Benedikt Köhler, Soziologe und Unternehmer von DataLion
Und da es sich hier ja auch um Daten handelt, die Nutzer öffentlich in die sozialen Netzwerke posten, sei es ganz egal, wie scharf die Datenschutzgesetze in den einzelnen Ländern sind. Auch in Deutschland hat die Justiz schon einmal über Facebook ermittelt, weiß Netzaktivist Alexander Sander von der Digitalen Gesellschaft.

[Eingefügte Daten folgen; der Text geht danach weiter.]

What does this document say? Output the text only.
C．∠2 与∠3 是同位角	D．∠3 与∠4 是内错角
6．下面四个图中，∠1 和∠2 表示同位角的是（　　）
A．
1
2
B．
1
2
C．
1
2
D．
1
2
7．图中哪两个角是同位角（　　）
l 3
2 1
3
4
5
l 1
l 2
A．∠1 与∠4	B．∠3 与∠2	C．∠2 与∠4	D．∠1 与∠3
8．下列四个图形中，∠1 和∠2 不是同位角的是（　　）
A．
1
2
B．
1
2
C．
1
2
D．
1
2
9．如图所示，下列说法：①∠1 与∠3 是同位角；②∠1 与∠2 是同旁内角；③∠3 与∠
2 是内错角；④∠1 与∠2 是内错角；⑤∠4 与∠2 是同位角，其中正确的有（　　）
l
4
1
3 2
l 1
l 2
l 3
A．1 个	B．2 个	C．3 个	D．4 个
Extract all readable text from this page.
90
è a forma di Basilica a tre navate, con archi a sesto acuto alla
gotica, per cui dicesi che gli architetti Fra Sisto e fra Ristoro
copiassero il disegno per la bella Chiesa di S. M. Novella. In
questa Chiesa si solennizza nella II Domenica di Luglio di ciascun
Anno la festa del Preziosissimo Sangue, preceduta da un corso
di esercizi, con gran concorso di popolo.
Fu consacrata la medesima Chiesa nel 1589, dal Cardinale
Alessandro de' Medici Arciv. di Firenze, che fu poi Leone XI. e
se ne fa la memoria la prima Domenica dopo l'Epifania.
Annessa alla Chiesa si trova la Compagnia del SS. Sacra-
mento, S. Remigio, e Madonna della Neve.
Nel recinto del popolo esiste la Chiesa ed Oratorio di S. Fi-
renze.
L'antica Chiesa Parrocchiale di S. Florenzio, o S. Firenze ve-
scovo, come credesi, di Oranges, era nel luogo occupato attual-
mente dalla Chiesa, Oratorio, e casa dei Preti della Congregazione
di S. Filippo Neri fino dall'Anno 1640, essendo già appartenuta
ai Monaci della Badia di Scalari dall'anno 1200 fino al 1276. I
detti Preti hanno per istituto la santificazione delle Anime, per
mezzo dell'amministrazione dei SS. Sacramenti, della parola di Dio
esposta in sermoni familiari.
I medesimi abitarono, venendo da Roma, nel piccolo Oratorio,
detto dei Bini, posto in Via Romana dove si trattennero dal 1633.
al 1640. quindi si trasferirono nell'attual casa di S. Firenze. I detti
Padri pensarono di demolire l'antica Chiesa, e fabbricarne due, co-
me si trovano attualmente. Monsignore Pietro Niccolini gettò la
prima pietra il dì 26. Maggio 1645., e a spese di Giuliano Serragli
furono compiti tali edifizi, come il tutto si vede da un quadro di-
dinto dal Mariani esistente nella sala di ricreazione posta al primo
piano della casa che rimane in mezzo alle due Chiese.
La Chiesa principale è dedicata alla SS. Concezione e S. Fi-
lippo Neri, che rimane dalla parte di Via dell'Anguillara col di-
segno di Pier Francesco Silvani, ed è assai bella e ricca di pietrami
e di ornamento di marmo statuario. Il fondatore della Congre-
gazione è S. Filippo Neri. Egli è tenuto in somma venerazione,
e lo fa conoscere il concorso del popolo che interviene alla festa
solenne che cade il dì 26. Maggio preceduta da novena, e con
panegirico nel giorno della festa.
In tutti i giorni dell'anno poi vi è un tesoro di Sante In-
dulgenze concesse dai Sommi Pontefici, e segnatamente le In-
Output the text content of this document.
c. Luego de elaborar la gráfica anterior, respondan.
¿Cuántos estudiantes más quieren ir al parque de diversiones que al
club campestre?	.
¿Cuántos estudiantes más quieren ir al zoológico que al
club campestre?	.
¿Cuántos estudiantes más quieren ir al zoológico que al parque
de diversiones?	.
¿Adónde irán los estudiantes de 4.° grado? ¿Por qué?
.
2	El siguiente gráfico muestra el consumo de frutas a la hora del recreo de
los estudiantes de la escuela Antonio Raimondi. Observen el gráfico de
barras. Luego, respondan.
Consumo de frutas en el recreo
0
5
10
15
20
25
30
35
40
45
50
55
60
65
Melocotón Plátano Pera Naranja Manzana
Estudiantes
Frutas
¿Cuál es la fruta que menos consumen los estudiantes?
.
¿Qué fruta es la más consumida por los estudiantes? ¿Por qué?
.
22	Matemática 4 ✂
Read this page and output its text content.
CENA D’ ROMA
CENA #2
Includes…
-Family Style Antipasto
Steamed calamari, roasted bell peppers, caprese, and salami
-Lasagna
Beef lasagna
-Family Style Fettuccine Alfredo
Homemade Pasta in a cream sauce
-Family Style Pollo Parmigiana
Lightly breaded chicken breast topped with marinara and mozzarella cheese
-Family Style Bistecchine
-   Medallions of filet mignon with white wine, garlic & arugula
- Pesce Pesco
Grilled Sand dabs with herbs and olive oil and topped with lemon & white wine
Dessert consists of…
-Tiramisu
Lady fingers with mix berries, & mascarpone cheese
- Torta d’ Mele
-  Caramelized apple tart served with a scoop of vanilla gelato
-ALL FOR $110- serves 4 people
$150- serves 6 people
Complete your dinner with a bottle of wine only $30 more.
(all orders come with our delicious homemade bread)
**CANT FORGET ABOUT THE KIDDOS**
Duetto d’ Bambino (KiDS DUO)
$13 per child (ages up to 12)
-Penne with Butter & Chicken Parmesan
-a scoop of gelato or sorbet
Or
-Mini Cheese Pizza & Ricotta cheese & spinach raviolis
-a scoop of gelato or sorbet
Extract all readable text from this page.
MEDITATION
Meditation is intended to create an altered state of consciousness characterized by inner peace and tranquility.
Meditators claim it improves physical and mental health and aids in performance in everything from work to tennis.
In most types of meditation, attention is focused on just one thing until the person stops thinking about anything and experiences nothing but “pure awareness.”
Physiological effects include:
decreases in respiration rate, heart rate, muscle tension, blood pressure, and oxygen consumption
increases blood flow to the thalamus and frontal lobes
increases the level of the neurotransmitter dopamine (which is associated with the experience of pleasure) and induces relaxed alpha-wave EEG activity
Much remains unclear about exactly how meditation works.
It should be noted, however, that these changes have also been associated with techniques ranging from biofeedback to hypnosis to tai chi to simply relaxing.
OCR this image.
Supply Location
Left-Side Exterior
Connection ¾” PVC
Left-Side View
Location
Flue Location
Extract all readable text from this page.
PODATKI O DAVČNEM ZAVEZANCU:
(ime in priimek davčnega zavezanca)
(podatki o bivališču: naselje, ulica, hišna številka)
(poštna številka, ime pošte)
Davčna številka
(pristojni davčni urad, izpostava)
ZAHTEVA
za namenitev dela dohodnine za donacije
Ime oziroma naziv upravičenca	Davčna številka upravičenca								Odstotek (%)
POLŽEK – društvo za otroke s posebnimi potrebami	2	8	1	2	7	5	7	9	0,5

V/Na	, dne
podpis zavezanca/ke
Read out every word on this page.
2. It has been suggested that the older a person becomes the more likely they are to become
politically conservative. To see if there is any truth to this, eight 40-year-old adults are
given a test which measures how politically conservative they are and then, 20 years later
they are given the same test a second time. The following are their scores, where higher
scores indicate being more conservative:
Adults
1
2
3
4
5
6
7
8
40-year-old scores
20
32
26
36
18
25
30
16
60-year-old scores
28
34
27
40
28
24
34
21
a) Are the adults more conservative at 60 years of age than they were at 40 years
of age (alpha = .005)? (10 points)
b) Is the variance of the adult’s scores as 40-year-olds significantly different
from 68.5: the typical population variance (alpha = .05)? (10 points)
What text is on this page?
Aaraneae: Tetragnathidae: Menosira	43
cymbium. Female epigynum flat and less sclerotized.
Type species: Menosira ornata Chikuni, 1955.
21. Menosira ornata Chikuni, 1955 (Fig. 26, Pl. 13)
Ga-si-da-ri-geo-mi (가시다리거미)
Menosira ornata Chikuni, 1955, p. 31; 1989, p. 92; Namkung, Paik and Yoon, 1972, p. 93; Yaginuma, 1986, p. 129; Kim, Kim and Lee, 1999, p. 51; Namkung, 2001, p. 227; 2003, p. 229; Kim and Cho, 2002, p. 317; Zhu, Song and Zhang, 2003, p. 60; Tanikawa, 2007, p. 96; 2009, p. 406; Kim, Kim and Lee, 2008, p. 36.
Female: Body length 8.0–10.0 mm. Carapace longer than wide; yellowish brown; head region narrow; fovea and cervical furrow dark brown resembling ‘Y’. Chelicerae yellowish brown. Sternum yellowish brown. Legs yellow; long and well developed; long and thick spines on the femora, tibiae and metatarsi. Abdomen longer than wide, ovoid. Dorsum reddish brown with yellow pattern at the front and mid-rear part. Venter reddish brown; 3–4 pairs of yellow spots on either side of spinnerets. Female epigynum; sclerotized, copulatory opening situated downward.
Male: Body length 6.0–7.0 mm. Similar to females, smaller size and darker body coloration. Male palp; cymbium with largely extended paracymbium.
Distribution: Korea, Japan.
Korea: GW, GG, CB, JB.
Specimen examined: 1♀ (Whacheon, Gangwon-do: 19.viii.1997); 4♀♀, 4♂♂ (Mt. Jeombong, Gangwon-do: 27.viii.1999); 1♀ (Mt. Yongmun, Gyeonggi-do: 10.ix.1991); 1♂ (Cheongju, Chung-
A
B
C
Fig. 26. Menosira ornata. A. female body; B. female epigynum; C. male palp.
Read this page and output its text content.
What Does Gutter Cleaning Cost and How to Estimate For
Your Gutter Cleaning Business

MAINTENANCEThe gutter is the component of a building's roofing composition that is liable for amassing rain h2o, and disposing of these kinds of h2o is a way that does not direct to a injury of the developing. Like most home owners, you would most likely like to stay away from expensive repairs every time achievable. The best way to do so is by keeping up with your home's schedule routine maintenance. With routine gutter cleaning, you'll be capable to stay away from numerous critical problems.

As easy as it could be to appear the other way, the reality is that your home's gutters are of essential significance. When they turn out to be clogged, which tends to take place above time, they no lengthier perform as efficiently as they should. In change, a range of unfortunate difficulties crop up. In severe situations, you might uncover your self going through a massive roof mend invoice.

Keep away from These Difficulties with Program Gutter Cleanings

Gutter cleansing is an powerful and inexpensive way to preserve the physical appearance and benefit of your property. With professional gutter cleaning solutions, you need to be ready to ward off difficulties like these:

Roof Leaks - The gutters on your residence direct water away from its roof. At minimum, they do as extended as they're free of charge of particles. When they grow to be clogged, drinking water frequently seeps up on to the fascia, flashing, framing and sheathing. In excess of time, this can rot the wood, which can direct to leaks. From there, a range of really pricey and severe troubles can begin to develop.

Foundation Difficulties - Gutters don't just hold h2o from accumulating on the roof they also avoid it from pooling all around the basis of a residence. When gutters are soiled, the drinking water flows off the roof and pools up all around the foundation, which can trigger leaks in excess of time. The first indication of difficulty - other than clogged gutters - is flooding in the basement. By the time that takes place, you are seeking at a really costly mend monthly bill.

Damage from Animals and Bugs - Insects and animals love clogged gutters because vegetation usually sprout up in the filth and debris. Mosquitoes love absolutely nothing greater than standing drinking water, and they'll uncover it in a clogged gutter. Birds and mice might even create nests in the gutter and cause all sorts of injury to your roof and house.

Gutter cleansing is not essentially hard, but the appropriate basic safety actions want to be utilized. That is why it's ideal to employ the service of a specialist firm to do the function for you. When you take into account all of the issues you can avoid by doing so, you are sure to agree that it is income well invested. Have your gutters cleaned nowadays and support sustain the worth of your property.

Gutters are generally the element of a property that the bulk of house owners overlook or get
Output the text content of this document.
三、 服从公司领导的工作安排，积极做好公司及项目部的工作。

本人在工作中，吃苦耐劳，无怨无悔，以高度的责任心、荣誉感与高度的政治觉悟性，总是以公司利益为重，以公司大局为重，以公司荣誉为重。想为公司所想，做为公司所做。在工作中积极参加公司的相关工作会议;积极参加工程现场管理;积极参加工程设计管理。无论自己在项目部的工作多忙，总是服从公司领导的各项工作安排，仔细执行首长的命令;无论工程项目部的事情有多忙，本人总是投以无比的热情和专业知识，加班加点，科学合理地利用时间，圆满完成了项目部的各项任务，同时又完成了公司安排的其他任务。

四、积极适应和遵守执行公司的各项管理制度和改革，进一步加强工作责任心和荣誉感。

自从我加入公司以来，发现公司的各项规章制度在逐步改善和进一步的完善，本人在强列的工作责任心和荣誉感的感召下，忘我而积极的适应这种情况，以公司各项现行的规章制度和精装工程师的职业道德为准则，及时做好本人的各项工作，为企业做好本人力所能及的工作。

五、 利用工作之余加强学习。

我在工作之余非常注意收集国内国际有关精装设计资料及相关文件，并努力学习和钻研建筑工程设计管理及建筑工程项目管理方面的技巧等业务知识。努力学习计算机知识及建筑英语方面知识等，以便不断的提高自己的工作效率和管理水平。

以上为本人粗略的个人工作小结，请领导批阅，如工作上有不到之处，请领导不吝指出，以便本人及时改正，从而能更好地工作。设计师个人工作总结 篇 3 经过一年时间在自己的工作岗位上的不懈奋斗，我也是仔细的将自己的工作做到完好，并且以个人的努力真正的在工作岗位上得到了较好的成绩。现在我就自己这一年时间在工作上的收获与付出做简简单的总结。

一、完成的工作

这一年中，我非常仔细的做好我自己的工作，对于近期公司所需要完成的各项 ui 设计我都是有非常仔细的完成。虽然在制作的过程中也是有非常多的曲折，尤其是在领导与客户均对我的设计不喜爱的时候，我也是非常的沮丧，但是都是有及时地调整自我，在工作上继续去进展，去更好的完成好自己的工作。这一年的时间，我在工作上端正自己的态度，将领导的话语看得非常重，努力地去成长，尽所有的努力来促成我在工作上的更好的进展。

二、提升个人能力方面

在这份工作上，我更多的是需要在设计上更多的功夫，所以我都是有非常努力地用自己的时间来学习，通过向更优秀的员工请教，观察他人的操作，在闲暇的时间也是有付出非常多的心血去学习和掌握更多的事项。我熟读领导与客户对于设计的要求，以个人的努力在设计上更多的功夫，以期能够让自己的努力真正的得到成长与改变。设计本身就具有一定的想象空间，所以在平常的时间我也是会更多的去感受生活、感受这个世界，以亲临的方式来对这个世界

"Vor einigen Jahren im Zuge des Protests gegen Atomkraftwerke, gab es diese Aktion Castor Schottern, und da hat die Staatsanwaltschaft eine Ermittlung gegen die ganze Facebook-Gruppe eingeleitet, wo dann halt Tausende von Leuten mit dabei waren."
Alexander Sander, Digitale Gesellschaft
Der Geheimdienst pfeift auf Facebooks Überwachungsverbot
Er findet zwar gut, dass Facebook jetzt mit seiner neuen Richtlinie gegen Überwachung ein Zeichen gesetzt habe, doch sei unklar, was genau mit "Überwachung" gemeint ist. So bleibt weiterhin offen, ob Versicherungen die Profile ihrer Klienten checken können, um zum Beispiel herauszufinden, ob sie Risikosportarten betreiben.
Und last but not least: Auch wenn Facebook die Überwachung seiner User verbietet - insbesondere Geheimdienste werden sich ziemlich sicher nicht daran halten. Alexander Sander sagt, das alles sei "nur ein Tropfen auf den heißen Stein". Er geht davon aus, dass der NSA weiterhin alles mitliest, was von uns in den großen sozialen Netzwerken landet und auf amerikanischen Servern gespeichert wird.